I agree with ms-t and the others. Even though the "Chorus" who begins and ends the tale is not directly identified, that person must be Prince Escalus, who demands the others recount the tale. He learns the truth primarily from Friar Lawrence, who is intimately involved in the details of the lovers' plans. Let me tell you why I believe the prince begins and ends the play.
Shakespearean tragedies always follow a formula.
Act I is the exposition, where the characters and conflict are introduced. (We learn of the feud between the families, and Romeo and Juliet meet and fall in love.)
Act II is filled with rising action and complications. (Romeo and Juliet declare their love and marry, while Juliet's parents are planning her marriage to Paris.)
Act III is always the climax, the point where the main conflict comes to a head, usually in a less that positive way, and the tragic hero's fate is sealed. (Romeo kills Tybalt as a result of the initial feud and is banished.)
Acts IV and V show falling action-the things that happen as a direct result of the actions that happen in Act III. (Romeo is banished. Juliet's parents plans force her to fake her death. Romeo receives erroneous information about Juliet.)

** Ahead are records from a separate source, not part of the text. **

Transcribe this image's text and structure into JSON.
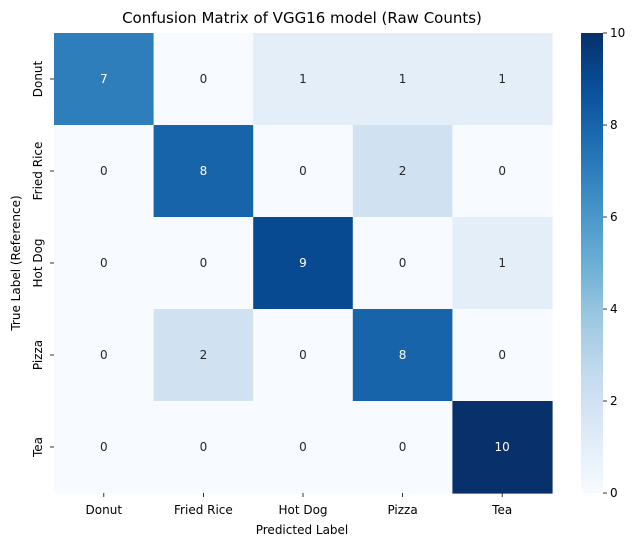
{
  "chart_data": {
    "type": "heatmap",
    "title": "Confusion Matrix of VGG16 model (Raw Counts)",
    "xlabel": "Predicted Label",
    "ylabel": "True Label (Reference)",
    "x_categories": [
      "Donut",
      "Fried Rice",
      "Hot Dog",
      "Pizza",
      "Tea"
    ],
    "y_categories": [
      "Donut",
      "Fried Rice",
      "Hot Dog",
      "Pizza",
      "Tea"
    ],
    "matrix": [
      [
        7,
        0,
        1,
        1,
        1
      ],
      [
        0,
        8,
        0,
        2,
        0
      ],
      [
        0,
        0,
        9,
        0,
        1
      ],
      [
        0,
        2,
        0,
        8,
        0
      ],
      [
        0,
        0,
        0,
        0,
        10
      ]
    ],
    "colorbar": {
      "range": [
        0,
        10
      ],
      "ticks": [
        "0",
        "2",
        "4",
        "6",
        "8",
        "10"
      ],
      "colormap": "Blues"
    }
  }
}
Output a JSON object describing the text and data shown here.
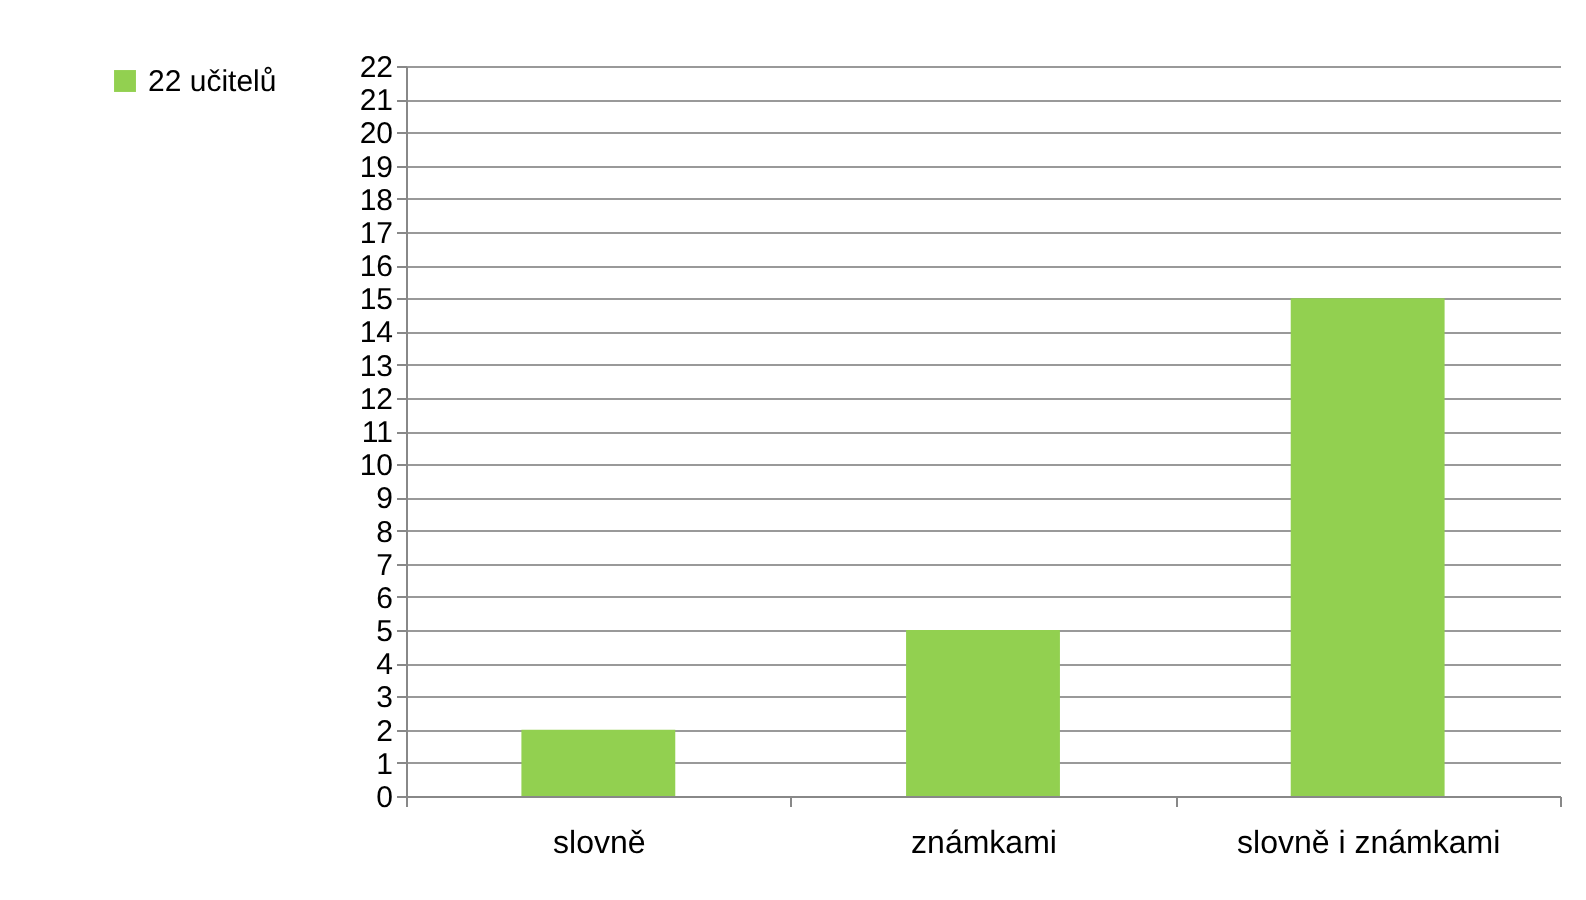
{
  "chart_data": {
    "type": "bar",
    "categories": [
      "slovně",
      "známkami",
      "slovně i známkami"
    ],
    "series": [
      {
        "name": "22 učitelů",
        "color": "#92d050",
        "values": [
          2,
          5,
          15
        ]
      }
    ],
    "ylim": [
      0,
      22
    ],
    "yticks": [
      0,
      1,
      2,
      3,
      4,
      5,
      6,
      7,
      8,
      9,
      10,
      11,
      12,
      13,
      14,
      15,
      16,
      17,
      18,
      19,
      20,
      21,
      22
    ],
    "grid": "y",
    "legend": "left"
  }
}
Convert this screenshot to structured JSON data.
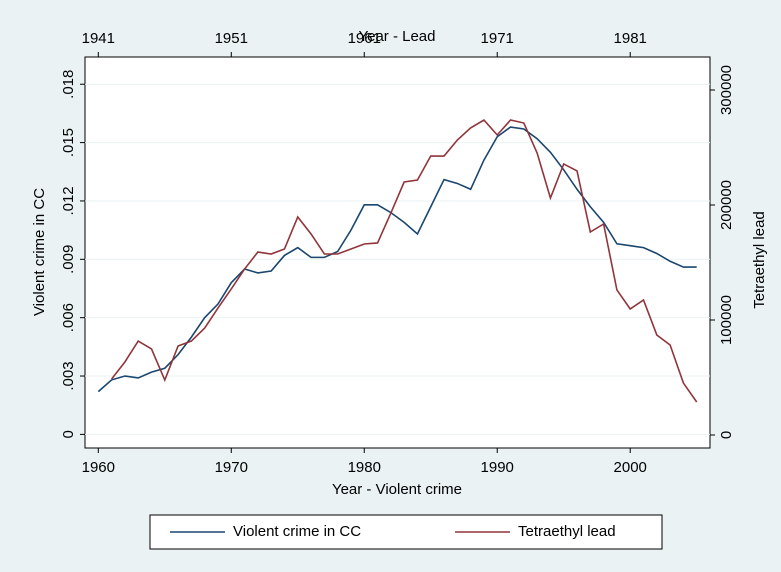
{
  "chart_data": {
    "type": "line",
    "xlabel": "Year - Violent crime",
    "x2label": "Year - Lead",
    "ylabel": "Violent crime in CC",
    "y2label": "Tetraethyl lead",
    "xlim": [
      1959,
      2006
    ],
    "xticks": [
      1960,
      1970,
      1980,
      1990,
      2000
    ],
    "x2lim": [
      1940,
      1987
    ],
    "x2ticks": [
      1941,
      1951,
      1961,
      1971,
      1981
    ],
    "ylim": [
      -0.0007,
      0.0194
    ],
    "yticks": [
      0,
      {
        "value": 0.003,
        "label": ".003"
      },
      {
        "value": 0.006,
        "label": ".006"
      },
      {
        "value": 0.009,
        "label": ".009"
      },
      {
        "value": 0.012,
        "label": ".012"
      },
      {
        "value": 0.015,
        "label": ".015"
      },
      {
        "value": 0.018,
        "label": ".018"
      }
    ],
    "y2lim": [
      -11300,
      328700
    ],
    "y2ticks": [
      0,
      100000,
      200000,
      300000
    ],
    "grid": true,
    "legend": "bottom",
    "series": [
      {
        "name": "Violent crime in CC",
        "color": "#1a476f",
        "xaxis": "x",
        "axis": "y",
        "x": [
          1960,
          1961,
          1962,
          1963,
          1964,
          1965,
          1966,
          1967,
          1968,
          1969,
          1970,
          1971,
          1972,
          1973,
          1974,
          1975,
          1976,
          1977,
          1978,
          1979,
          1980,
          1981,
          1982,
          1983,
          1984,
          1985,
          1986,
          1987,
          1988,
          1989,
          1990,
          1991,
          1992,
          1993,
          1994,
          1995,
          1996,
          1997,
          1998,
          1999,
          2000,
          2001,
          2002,
          2003,
          2004,
          2005
        ],
        "values": [
          0.0022,
          0.0028,
          0.003,
          0.0029,
          0.0032,
          0.0034,
          0.0041,
          0.005,
          0.006,
          0.0067,
          0.0078,
          0.0085,
          0.0083,
          0.0084,
          0.0092,
          0.0096,
          0.0091,
          0.0091,
          0.0094,
          0.0105,
          0.0118,
          0.0118,
          0.0114,
          0.0109,
          0.0103,
          0.0117,
          0.0131,
          0.0129,
          0.0126,
          0.0141,
          0.0153,
          0.0158,
          0.0157,
          0.0152,
          0.0145,
          0.0136,
          0.0126,
          0.0117,
          0.0109,
          0.0098,
          0.0097,
          0.0096,
          0.0093,
          0.0089,
          0.0086,
          0.0086
        ]
      },
      {
        "name": "Tetraethyl lead",
        "color": "#90353b",
        "xaxis": "x2",
        "axis": "y2",
        "x": [
          1942,
          1943,
          1944,
          1945,
          1946,
          1947,
          1948,
          1949,
          1950,
          1951,
          1952,
          1953,
          1954,
          1955,
          1956,
          1957,
          1958,
          1959,
          1960,
          1961,
          1962,
          1963,
          1964,
          1965,
          1966,
          1967,
          1968,
          1969,
          1970,
          1971,
          1972,
          1973,
          1974,
          1975,
          1976,
          1977,
          1978,
          1979,
          1980,
          1981,
          1982,
          1983,
          1984,
          1985,
          1986
        ],
        "values": [
          48700,
          63500,
          81700,
          74800,
          47800,
          77400,
          81700,
          93000,
          110400,
          127000,
          144300,
          159100,
          157400,
          161700,
          189600,
          174800,
          157400,
          157400,
          161700,
          166100,
          167000,
          193000,
          220000,
          221700,
          242600,
          242600,
          256500,
          267000,
          273900,
          260900,
          273900,
          271300,
          245200,
          206100,
          235700,
          229600,
          176500,
          183500,
          126100,
          109600,
          117400,
          87000,
          78300,
          45200,
          28700
        ]
      }
    ]
  }
}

Act V always contains a catastrophe. The tragic hero (along with others) always dies and some lesson is learned by that death.
Also, invariably, in every Shakespearean tragedy, the last person to speak is the person who is left in charge of the situation--or the new or current ruler of the land. In Romeo and Juliet, that person must be the prince.
Friar Lawrence relates the story of Romeo and Juliet to the crowd that's gathered outside the Capulet tomb via the Prince, who's demanded knowledge of the situation, justifying his part in the tragedy and relaying the fateful twists that have lead to this scene.
Acknowledging that he's a "holy man," true to his word, Paris asks Balthasar, Romeo's page, to corroborate and fill in the gaps. Asking the same of Paris's page, the Prince determines that the stories and the Friar's letter concludes the tale of woe.
The story is first told to the Prince, who has demanded the truth of the events, by Friar Laurence. He relates to the Prince the entire story of Romeo and Juliet.
The Prince then turns to question Balthasar who relates how he is the one that told Romeo that Juliet was dead, and how he and Romeo came to be at the tomb and of the letter that Romeo gave him to give to his father.
Paris' page then tells the Prince that he and Paris came to the tomb for Paris to leave flowers for Juliet, how Romeo came, and the fatal fight between Paris and Romeo.
The Prince then reads the letter that Romeo left for Balthasar to give to Romeo's father.
After hearing all accounts, the Prince declares that the Friar has told the truth about what has happened and what has led to the deaths of not only Romeo and Juliet that night, but his kinsman Paris as well.